Similar to most people in high school, I had absolutely NO clue who I was or wanted to be. Do I want to be popular, sporty, funny, talented, smart? My indecisiveness led me to trying each one and deciding if I liked who I was as that persona. I became THAT b*****.
Until my sophomore year, I grew up in small schools who told me who I was supposed to be. When I transferred my sophomore year to a school more than 30 times larger than any of my previous schools, I was terrified. This was my time to create my own identity and the first part of this identity was going to be smart.
I became the teacher's pet slowly, but surely. I quickly worked my way into pre-AP and AP classes while keeping myself low key. I started forming friendships with my teachers which I loved because I got an inside connection to their wisdom. (I also could get away with pretty much anything which was a great perk) I decided that right then that I was going to be THAT smart b****.

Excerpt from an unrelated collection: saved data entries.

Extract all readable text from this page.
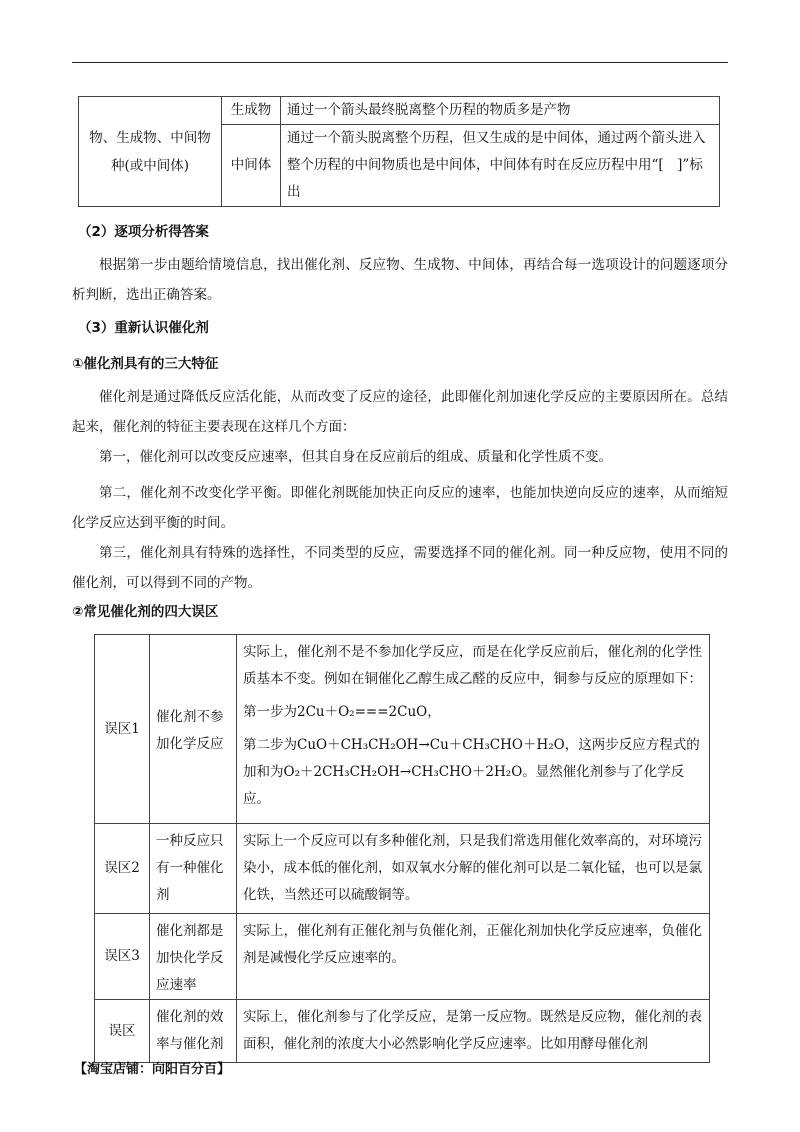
物、生成物、中间物种(或中间体)	生成物	通过一个箭头最终脱离整个历程的物质多是产物
	中间体	通过一个箭头脱离整个历程，但又生成的是中间体，通过两个箭头进入整个历程的中间物质也是中间体，中间体有时在反应历程中用“[　]”标出
（2）逐项分析得答案
根据第一步由题给情境信息，找出催化剂、反应物、生成物、中间体，再结合每一选项设计的问题逐项分析判断，选出正确答案。
（3）重新认识催化剂
①催化剂具有的三大特征
催化剂是通过降低反应活化能，从而改变了反应的途径，此即催化剂加速化学反应的主要原因所在。总结起来，催化剂的特征主要表现在这样几个方面：
第一，催化剂可以改变反应速率，但其自身在反应前后的组成、质量和化学性质不变。
第二，催化剂不改变化学平衡。即催化剂既能加快正向反应的速率，也能加快逆向反应的速率，从而缩短化学反应达到平衡的时间。
第三，催化剂具有特殊的选择性，不同类型的反应，需要选择不同的催化剂。同一种反应物，使用不同的催化剂，可以得到不同的产物。
②常见催化剂的四大误区
误区1	催化剂不参加化学反应	实际上，催化剂不是不参加化学反应，而是在化学反应前后，催化剂的化学性质基本不变。例如在铜催化乙醇生成乙醛的反应中，铜参与反应的原理如下：

第一步为2Cu＋O₂===2CuO，

第二步为CuO＋CH₃CH₂OH→Cu＋CH₃CHO＋H₂O，这两步反应方程式的加和为O₂＋2CH₃CH₂OH→CH₃CHO＋2H₂O。显然催化剂参与了化学反应。

误区2	一种反应只有一种催化剂	实际上一个反应可以有多种催化剂，只是我们常选用催化效率高的，对环境污染小，成本低的催化剂，如双氧水分解的催化剂可以是二氧化锰，也可以是氯化铁，当然还可以硫酸铜等。
误区3	催化剂都是加快化学反应速率	实际上，催化剂有正催化剂与负催化剂，正催化剂加快化学反应速率，负催化剂是减慢化学反应速率的。
误区	催化剂的效率与催化剂	实际上，催化剂参与了化学反应，是第一反应物。既然是反应物，催化剂的表面积，催化剂的浓度大小必然影响化学反应速率。比如用酵母催化剂
【淘宝店铺：向阳百分百】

After becoming secure in my studies, I decided to start being a bit more vocal. I did not have a filter and everyone ALWAYS knew what I was thinking. I would crack jokes during class and occasionally go off on someone who pushed my buttons. Everyone could tell when I was coming just from the sound of my loud voice, and they appreciated, most of the time, the honesty in my words. Although it wasn't necessarily my decision, I became known as THAT loud, honest b****.
It now was time to start pursuing extra curricular activities. Let me clearly state this: at this point I knew that I was not the sports girl and had no shred of talent in anything musical. There went my chances of being the sporty or theater b****. However, I soon realized that I had a knack for hip hop dance. I honestly have no clue where this talent came from, but I thank God for it every day. I joined the dance team my junior year and became co-captain my first year. (that REALLY upset some seasoned girls) That day I earned the title of THAT dance b****.

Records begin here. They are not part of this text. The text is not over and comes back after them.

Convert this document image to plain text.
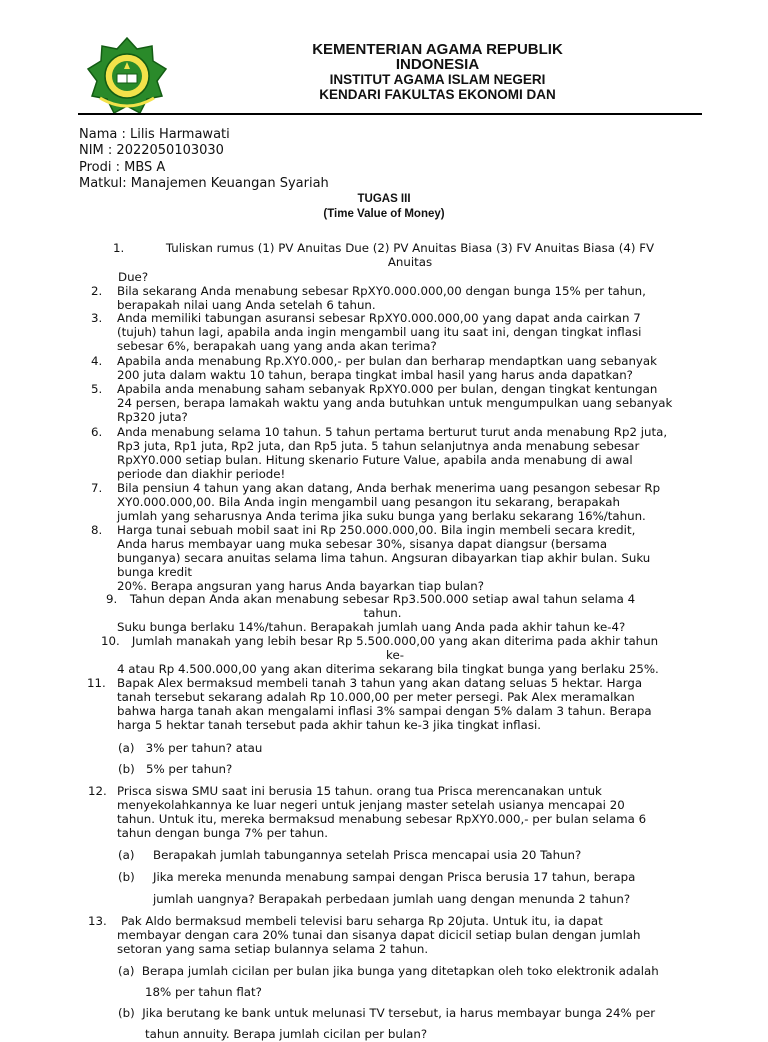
KEMENTERIAN AGAMA REPUBLIK
INDONESIA
INSTITUT AGAMA ISLAM NEGERI
KENDARI FAKULTAS EKONOMI DAN
Nama : Lilis Harmawati
NIM : 2022050103030
Prodi : MBS A
Matkul: Manajemen Keuangan Syariah
TUGAS III
(Time Value of Money)
1.	Tuliskan rumus (1) PV Anuitas Due (2) PV Anuitas Biasa (3) FV Anuitas Biasa (4) FV
Anuitas
Due?
2. Bila sekarang Anda menabung sebesar RpXY0.000.000,00 dengan bunga 15% per tahun,
berapakah nilai uang Anda setelah 6 tahun.
3. Anda memiliki tabungan asuransi sebesar RpXY0.000.000,00 yang dapat anda cairkan 7
(tujuh) tahun lagi, apabila anda ingin mengambil uang itu saat ini, dengan tingkat inflasi
sebesar 6%, berapakah uang yang anda akan terima?
4. Apabila anda menabung Rp.XY0.000,- per bulan dan berharap mendaptkan uang sebanyak
200 juta dalam waktu 10 tahun, berapa tingkat imbal hasil yang harus anda dapatkan?
5. Apabila anda menabung saham sebanyak RpXY0.000 per bulan, dengan tingkat kentungan
24 persen, berapa lamakah waktu yang anda butuhkan untuk mengumpulkan uang sebanyak
Rp320 juta?
6. Anda menabung selama 10 tahun. 5 tahun pertama berturut turut anda menabung Rp2 juta,
Rp3 juta, Rp1 juta, Rp2 juta, dan Rp5 juta. 5 tahun selanjutnya anda menabung sebesar
RpXY0.000 setiap bulan. Hitung skenario Future Value, apabila anda menabung di awal
periode dan diakhir periode!
7. Bila pensiun 4 tahun yang akan datang, Anda berhak menerima uang pesangon sebesar Rp
XY0.000.000,00. Bila Anda ingin mengambil uang pesangon itu sekarang, berapakah
jumlah yang seharusnya Anda terima jika suku bunga yang berlaku sekarang 16%/tahun.
8. Harga tunai sebuah mobil saat ini Rp 250.000.000,00. Bila ingin membeli secara kredit,
Anda harus membayar uang muka sebesar 30%, sisanya dapat diangsur (bersama
bunganya) secara anuitas selama lima tahun. Angsuran dibayarkan tiap akhir bulan. Suku
bunga kredit
20%. Berapa angsuran yang harus Anda bayarkan tiap bulan?
9.	Tahun depan Anda akan menabung sebesar Rp3.500.000 setiap awal tahun selama 4
tahun.
Suku bunga berlaku 14%/tahun. Berapakah jumlah uang Anda pada akhir tahun ke-4?
10.	Jumlah manakah yang lebih besar Rp 5.500.000,00 yang akan diterima pada akhir tahun
ke-
4 atau Rp 4.500.000,00 yang akan diterima sekarang bila tingkat bunga yang berlaku 25%.
11. Bapak Alex bermaksud membeli tanah 3 tahun yang akan datang seluas 5 hektar. Harga
tanah tersebut sekarang adalah Rp 10.000,00 per meter persegi. Pak Alex meramalkan
bahwa harga tanah akan mengalami inflasi 3% sampai dengan 5% dalam 3 tahun. Berapa
harga 5 hektar tanah tersebut pada akhir tahun ke-3 jika tingkat inflasi.
(a)   3% per tahun? atau
(b)   5% per tahun?
12. Prisca siswa SMU saat ini berusia 15 tahun. orang tua Prisca merencanakan untuk
menyekolahkannya ke luar negeri untuk jenjang master setelah usianya mencapai 20
tahun. Untuk itu, mereka bermaksud menabung sebesar RpXY0.000,- per bulan selama 6
tahun dengan bunga 7% per tahun.
(a) Berapakah jumlah tabungannya setelah Prisca mencapai usia 20 Tahun?
(b) Jika mereka menunda menabung sampai dengan Prisca berusia 17 tahun, berapa
jumlah uangnya? Berapakah perbedaan jumlah uang dengan menunda 2 tahun?
13. Pak Aldo bermaksud membeli televisi baru seharga Rp 20juta. Untuk itu, ia dapat
membayar dengan cara 20% tunai dan sisanya dapat dicicil setiap bulan dengan jumlah
setoran yang sama setiap bulannya selama 2 tahun.
(a)  Berapa jumlah cicilan per bulan jika bunga yang ditetapkan oleh toko elektronik adalah
18% per tahun flat?
(b)  Jika berutang ke bank untuk melunasi TV tersebut, ia harus membayar bunga 24% per
tahun annuity. Berapa jumlah cicilan per bulan?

By the time my senior year came around I thought I had my identity set as THAT smart, loud, dance b****. Although this was true, I also gained one more title to add to the list: THAT b**** that's going to a top 30 school. I truly believe that my identity that I self crafted led me to this final title. Being a teacher's pet allowed for me to get additional help which improved my grades. My loud and honest opinion helped me write essays and ace interviews that were 100% myself, no facade. By participating and having a leadership role in dance showed that I am creative and have leadership capabilities that could benefit myself and others.
All this being said, I am not sorry that I was THAT b**** because THAT b**** created her dream into a reality.